Ho Scale Broad Curves

While I do not consider myself a “newbie” with respects to model railroading and building a layout larger than 4 x 8, this is the first layout I will be building using “Broad Curves”. I am using “Free Mo” Modular Layout specifications.

The reason for this is the ability to remove the layout from the basement in order to take it to shows or sell it if I like working with this type of specification and get into building layouts for friends etc.

How do you build a template to represent a 30"+ broad cruve and what track configuration parts available from a hobby shop should I be using to accomplish this task? My thoughts are to use flextrack.

I have a 10’ x 20’ space available and need the ability to change modules and relocate the layout. This model will represent a real world business application for I am developing. The railroad equipment items are (14) 85’ railcars, (10) 65’ 16K tank cars and (2) GP/MP Locos. Any assistance anyone can provide would be greatly appreciated.

DrBaron

Hi!

My suggestion is to definitely use flex track, and solder the joints on curves (especially). As far as templates are concerned, you can make them and/or use various types of “compasses”.

On my last two HO model railroads, I used a combination of both. I took a couple of 4x4 foot 1/8 in thick plywood and drew 1/4 circle lines on it, from 18 inch to 36 inch radius - in one inch increments. I then ran it thru a band saw, and ended up with about 18 or so individual templates. REMEMBER to mark the inside and outside radius (before cutting).

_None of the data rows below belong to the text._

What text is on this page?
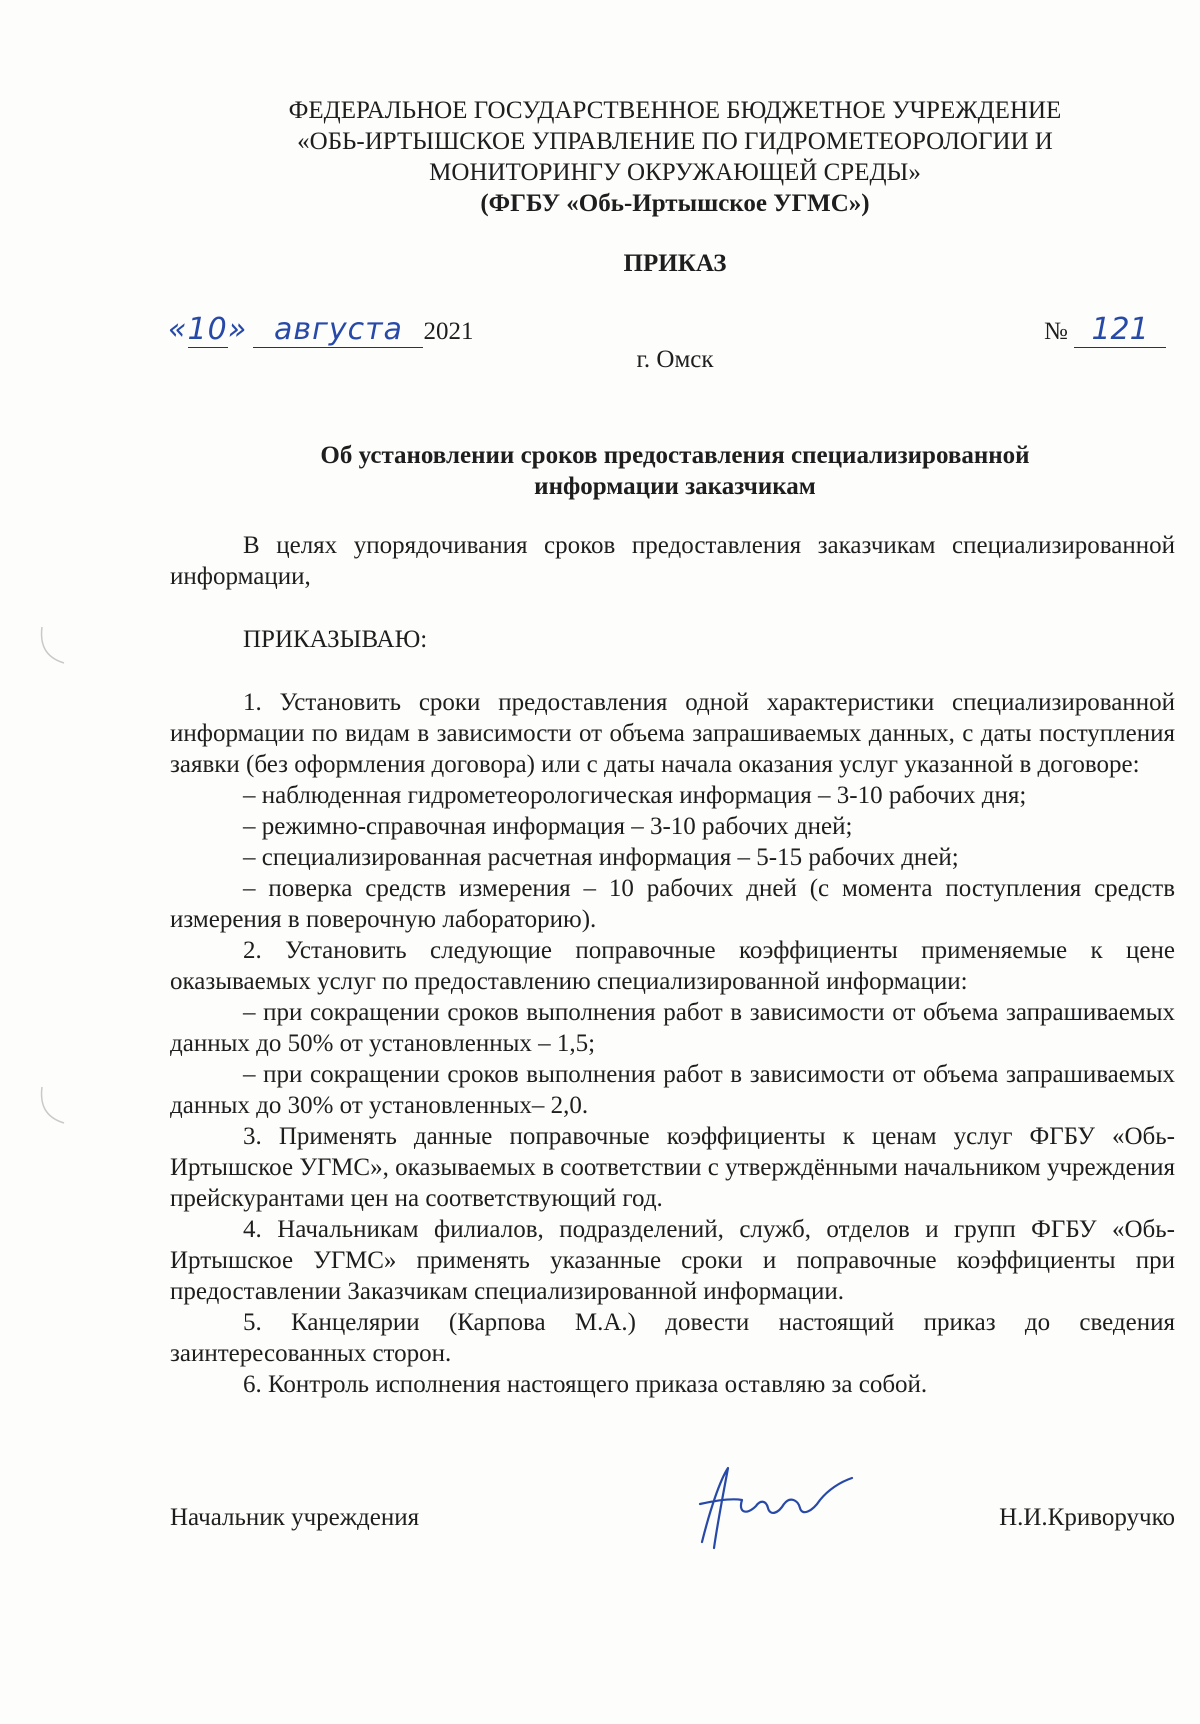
ФЕДЕРАЛЬНОЕ ГОСУДАРСТВЕННОЕ БЮДЖЕТНОЕ УЧРЕЖДЕНИЕ
«ОБЬ-ИРТЫШСКОЕ УПРАВЛЕНИЕ ПО ГИДРОМЕТЕОРОЛОГИИ И
МОНИТОРИНГУ ОКРУЖАЮЩЕЙ СРЕДЫ»
(ФГБУ «Обь-Иртышское УГМС»)
ПРИКАЗ
«10» августа 2021	№ 121
г. Омск
Об установлении сроков предоставления специализированной
информации заказчикам

В целях упорядочивания сроков предоставления заказчикам специализированной информации,

ПРИКАЗЫВАЮ:

1. Установить сроки предоставления одной характеристики специализированной информации по видам в зависимости от объема запрашиваемых данных, с даты поступления заявки (без оформления договора) или с даты начала оказания услуг указанной в договоре:

– наблюденная гидрометеорологическая информация – 3-10 рабочих дня;

– режимно-справочная информация – 3-10 рабочих дней;

– специализированная расчетная информация – 5-15 рабочих дней;

– поверка средств измерения – 10 рабочих дней (с момента поступления средств измерения в поверочную лабораторию).

2. Установить следующие поправочные коэффициенты применяемые к цене оказываемых услуг по предоставлению специализированной информации:

– при сокращении сроков выполнения работ в зависимости от объема запрашиваемых данных до 50% от установленных – 1,5;

– при сокращении сроков выполнения работ в зависимости от объема запрашиваемых данных до 30% от установленных– 2,0.

3. Применять данные поправочные коэффициенты к ценам услуг ФГБУ «Обь-Иртышское УГМС», оказываемых в соответствии с утверждёнными начальником учреждения прейскурантами цен на соответствующий год.

4. Начальникам филиалов, подразделений, служб, отделов и групп ФГБУ «Обь-Иртышское УГМС» применять указанные сроки и поправочные коэффициенты при предоставлении Заказчикам специализированной информации.

5. Канцелярии (Карпова М.А.) довести настоящий приказ до сведения заинтересованных сторон.

6. Контроль исполнения настоящего приказа оставляю за собой.

Начальник учреждения	Н.И.Криворучко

I also took a metal (wood would work) yardstick and drilled a hole at the one inch mark, and holes in the 18 to 35 inch marks. This makes an excellent trammel (?), but remember you are always one inch smaller than the number on the yardstick indicates.

Using the above, you are able to draw out your broad curves and easily experiment with different radii.

Oh, one very important note… It is highly advisable to use easements to transition from tangent to curved tracks. This looks much more realistic and is much easier on the trains. I find that if you use cork roadbed, and start at the tangent track center line (doesn’t really matter), the roadbed will tend to “automatically” give you an easement into the curve center line.

One other thing… You would do well to take a trip to the local hobby shop and get a couple of introduction or layout construction books. If there is no LHS around, try Kalmbach website or Ebay.

ENJOY,

Mobilman44

If you can’t get to the center of the circle or a template won’t fit, you can use math and easier measurements instead of Radius. Here’s a link to a “circle calculator”:

http://www.1728.com/circsect.htm

If you are following the Free-Mo standards, you need to use flex track. 30in curves aren’t anywhere close to the minimum 42in (or recommended 48in). Most critical are the end-plates and the standards pertaining to them. Personally, unless you belong to a Free-Mo group, I would think the centered mainline track at end plates restrictive and boring. One tactic is to make a joiner module between Free-Mo and whatever you end up with as “modules”. [Free-Mo standards page]

Also, don’t forget your easements on the curves.

As Doc in CT says, Free-mo standards start at 42" radius, with 48" radius preferred for all new modules on the main line. Curved path on any main line turnout must be #6 or better, bigger preferred. Track on main must be code 83, and be straight for last 6" to module end, and perpendicular to module end. No track closer than 4" to any module edge.

These are pretty tough standards to meet for home layouts unless you have a good sized space (which you apparently do). If you are going to incorporate a Free-mo module in a home layout, often the best way is to have a portion become a Free-mo module, and the rest of the layout, which is not as restricted, serves as a “dock” for the module. Basically, a single Free-mo module by itself usually makes a poor standalone layout due to the need for other modules to combine into a layout with real operational capabilities (other than circling a loop, which Free-mo tries to avoid). I know, I’ve tried designing a Free-mo module set totaling 10ft of length. Anything smaller ended up being primarily a glorified diorama as far as operations were concerned. OTOH, a number of Free-mo modules combine together into some very nice large layouts for real operations.